Post Facebook polémique : Bougar Diouf face à la justice sénégalaise

diatiger
3 Min Read

Placé sous mandat de dépôt, Bougar Diouf, président de l’Union patriotique (UP) et membre de la coalition Diomaye-Président, comparaît ce mercredi devant la justice sénégalaise pour « diffusion de fausses nouvelles ». En cause : une publication Facebook jugée alarmante, dans laquelle il évoquait l’achat présumé d’armes par des rebelles casamançais à l’étranger, appelant le Premier ministre Ousmane Sonko à agir.

Selon les informations rapportées par le quotidien Libération, Bougar Diouf a été entendu par la Division spéciale de cybersécurité (DSC), où il a exprimé sa volonté de retirer le message incriminé. Il a soutenu que son intention n’était ni de nuire à la réputation du gouvernement ni de remettre en cause l’autorité de l’État.

« J’ai juste repris les propos d’un membre du MFDC dans une vidéo publiée sur journaldupays.com, que je dénonce depuis 2012 », a-t-il expliqué aux enquêteurs.

Un post jugé sensible en période de transition

Dans sa publication, Bougar Diouf alertait sur la situation sécuritaire en Casamance et appelait à une réaction du gouvernement, dans un contexte encore marqué par les fragilités politiques post-électorales. Il y exhortait notamment le Premier ministre à empêcher les achats d’armes par des éléments du Mouvement des forces démocratiques de Casamance (MFDC), qui réclame l’indépendance de cette région depuis plusieurs décennies.

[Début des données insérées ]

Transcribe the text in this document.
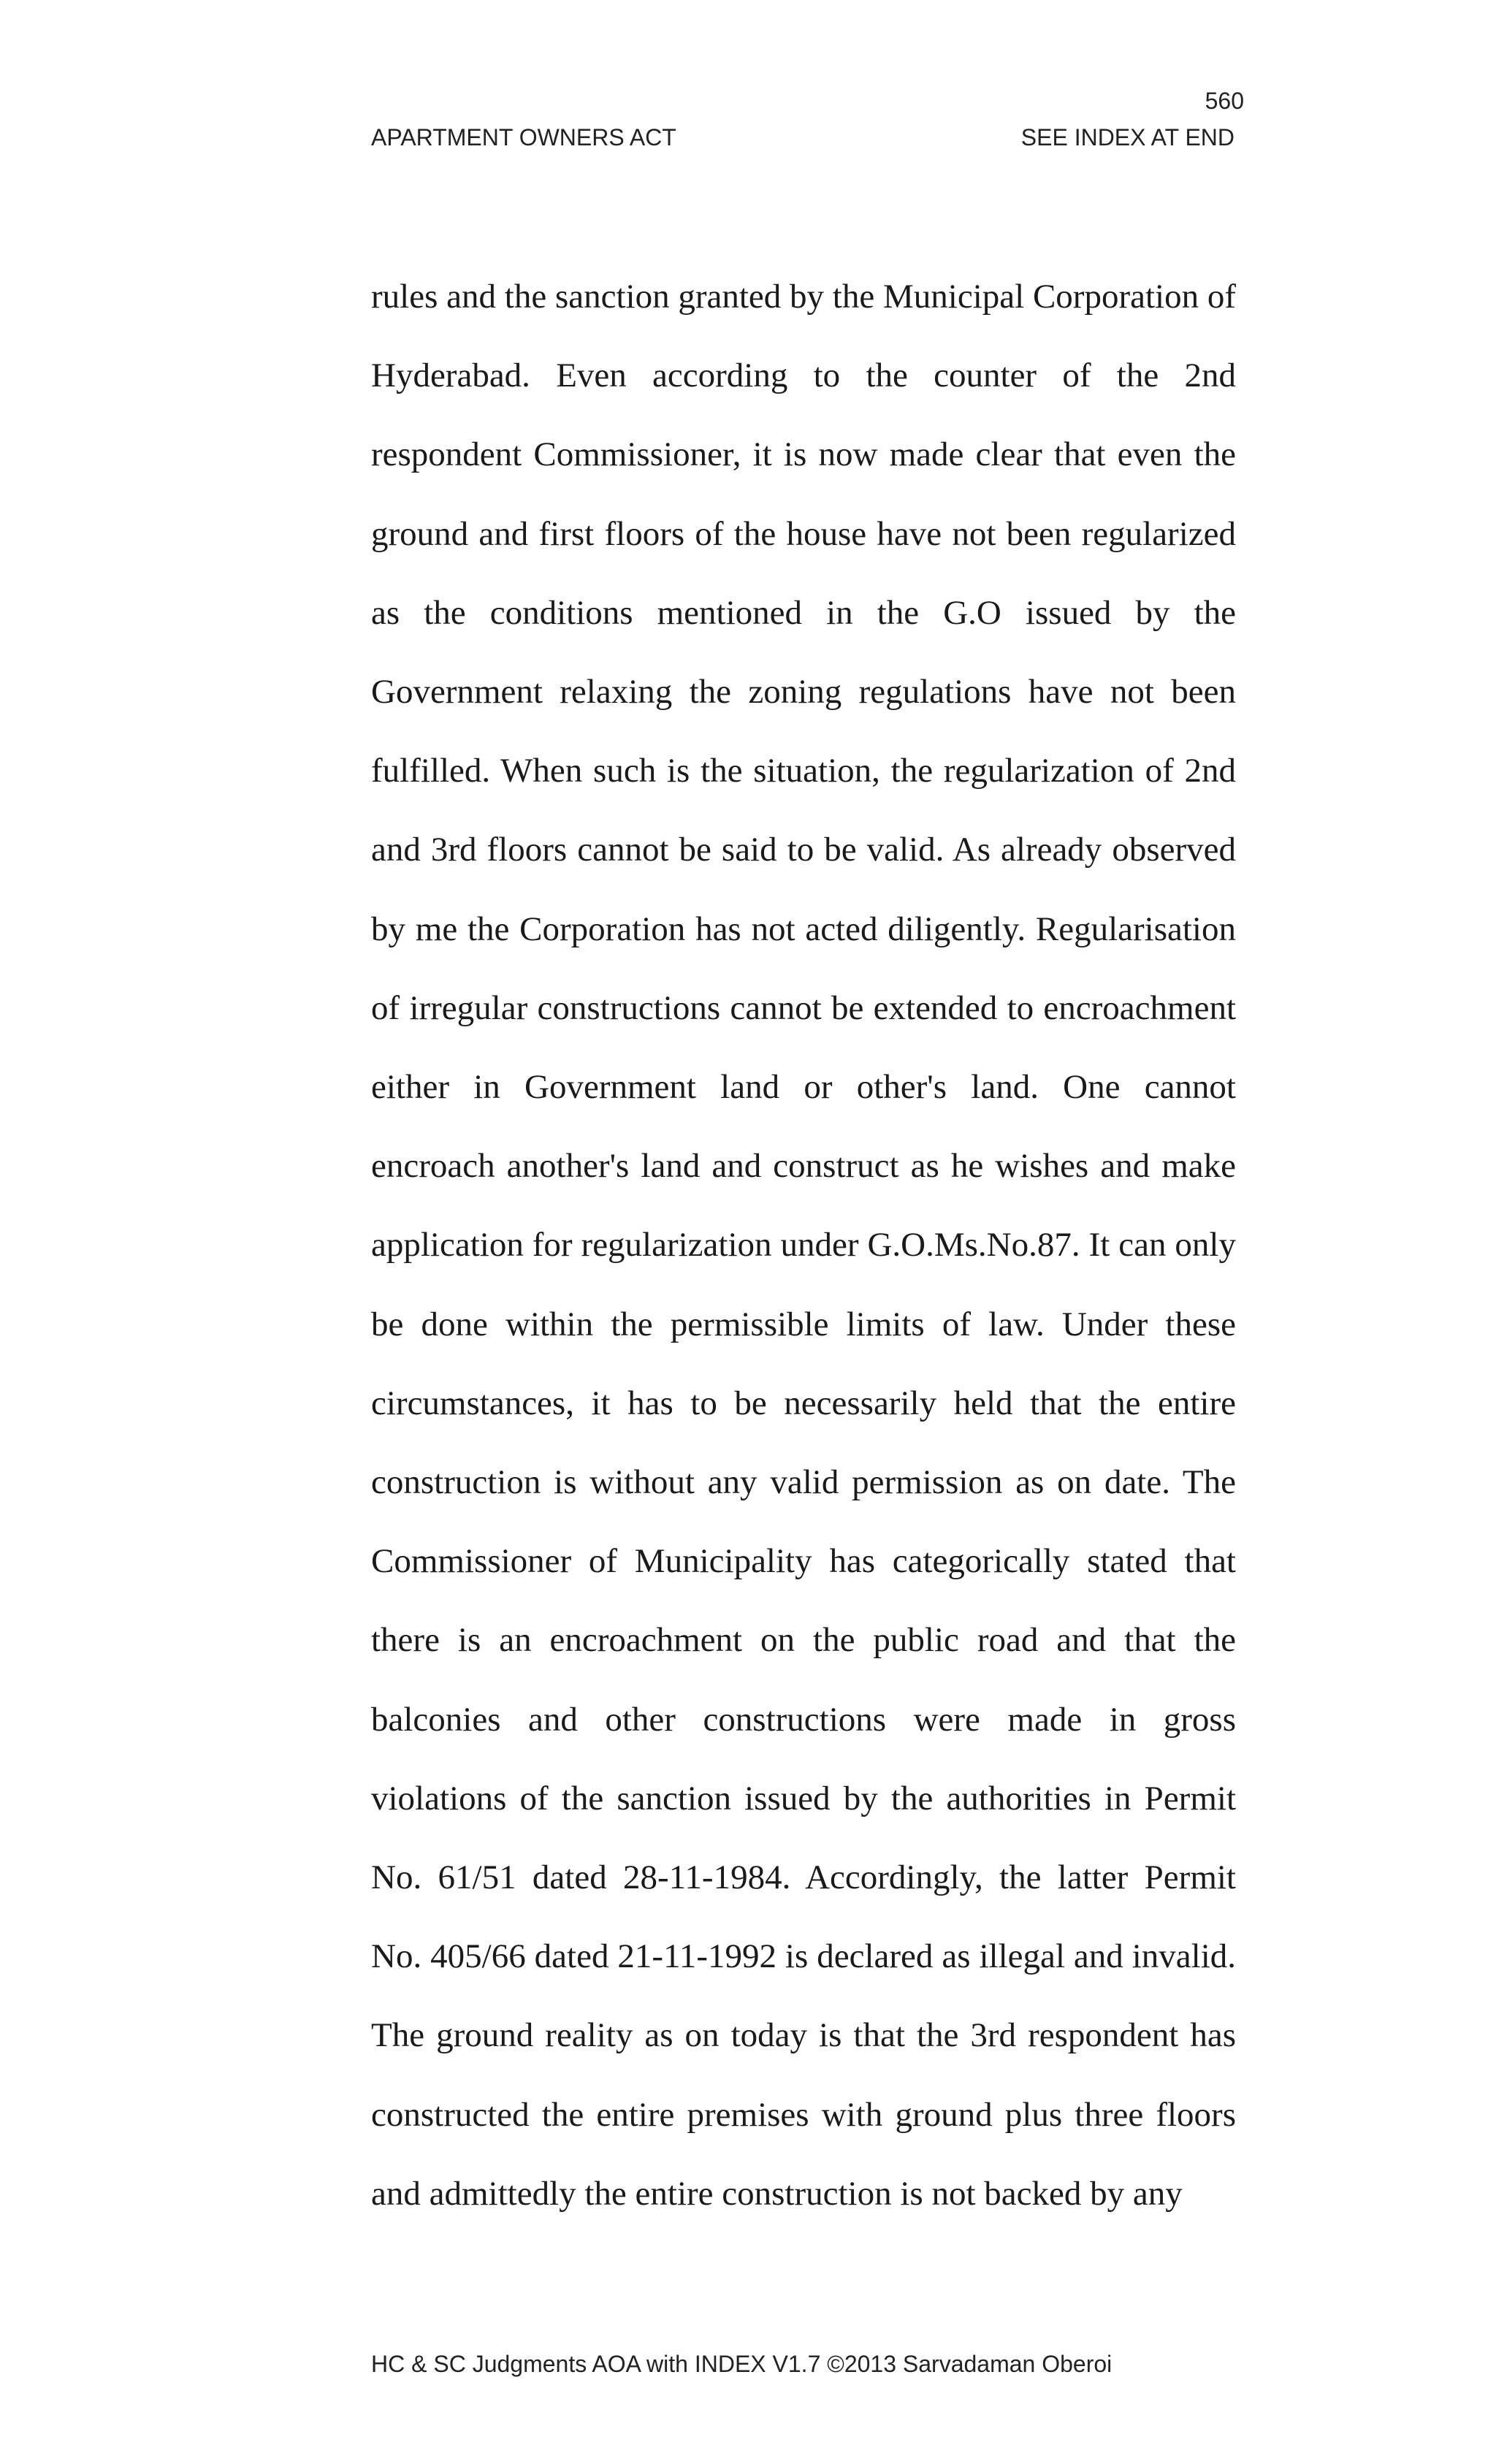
560
APARTMENT OWNERS ACT	SEE INDEX AT END

rules and the sanction granted by the Municipal Corporation of Hyderabad. Even according to the counter of the 2nd respondent Commissioner, it is now made clear that even the ground and first floors of the house have not been regularized as the conditions mentioned in the G.O issued by the Government relaxing the zoning regulations have not been fulfilled. When such is the situation, the regularization of 2nd and 3rd floors cannot be said to be valid. As already observed by me the Corporation has not acted diligently. Regularisation of irregular constructions cannot be extended to encroachment either in Government land or other's land. One cannot encroach another's land and construct as he wishes and make application for regularization under G.O.Ms.No.87. It can only be done within the permissible limits of law. Under these circumstances, it has to be necessarily held that the entire construction is without any valid permission as on date. The Commissioner of Municipality has categorically stated that there is an encroachment on the public road and that the balconies and other constructions were made in gross violations of the sanction issued by the authorities in Permit No. 61/51 dated 28-11-1984. Accordingly, the latter Permit No. 405/66 dated 21-11-1992 is declared as illegal and invalid. The ground reality as on today is that the 3rd respondent has constructed the entire premises with ground plus three floors and admittedly the entire construction is not backed by any

HC & SC Judgments AOA with INDEX V1.7 ©2013 Sarvadaman Oberoi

Cette sortie a été perçue par les autorités comme susceptible de « semer le trouble » dans l’opinion et de porter atteinte à la stabilité nationale. Le parquet a retenu le chef d’inculpation de diffusion de fausses nouvelles, un délit fréquemment mobilisé dans des affaires impliquant des propos tenus sur les réseaux sociaux.

Une défense axée sur le devoir d’alerte

Devant les enquêteurs, Bougar Diouf a insisté sur le fait que sa démarche était avant tout « citoyenne » et destinée à « attirer l’attention des autorités sur une situation préoccupante », se revendiquant défenseur des institutions et membre du patronat sénégalais.

« Mon objectif n’était pas de nuire, mais de contribuer à la sécurité nationale », a-t-il affirmé.

Il a également précisé que ses interventions ne visaient aucune personne en particulier, et encore moins le Premier ministre.

Un procès scruté dans un climat tendu

Ce procès intervient dans un contexte de débat national autour de la liberté d’expression et de l’usage des réseaux sociaux dans l’espace public sénégalais. Plusieurs voix, au sein de la société civile et de l’opposition, ont déjà exprimé leur inquiétude face à ce qu’elles considèrent comme une judiciarisation croissante de la parole politique et citoyenne.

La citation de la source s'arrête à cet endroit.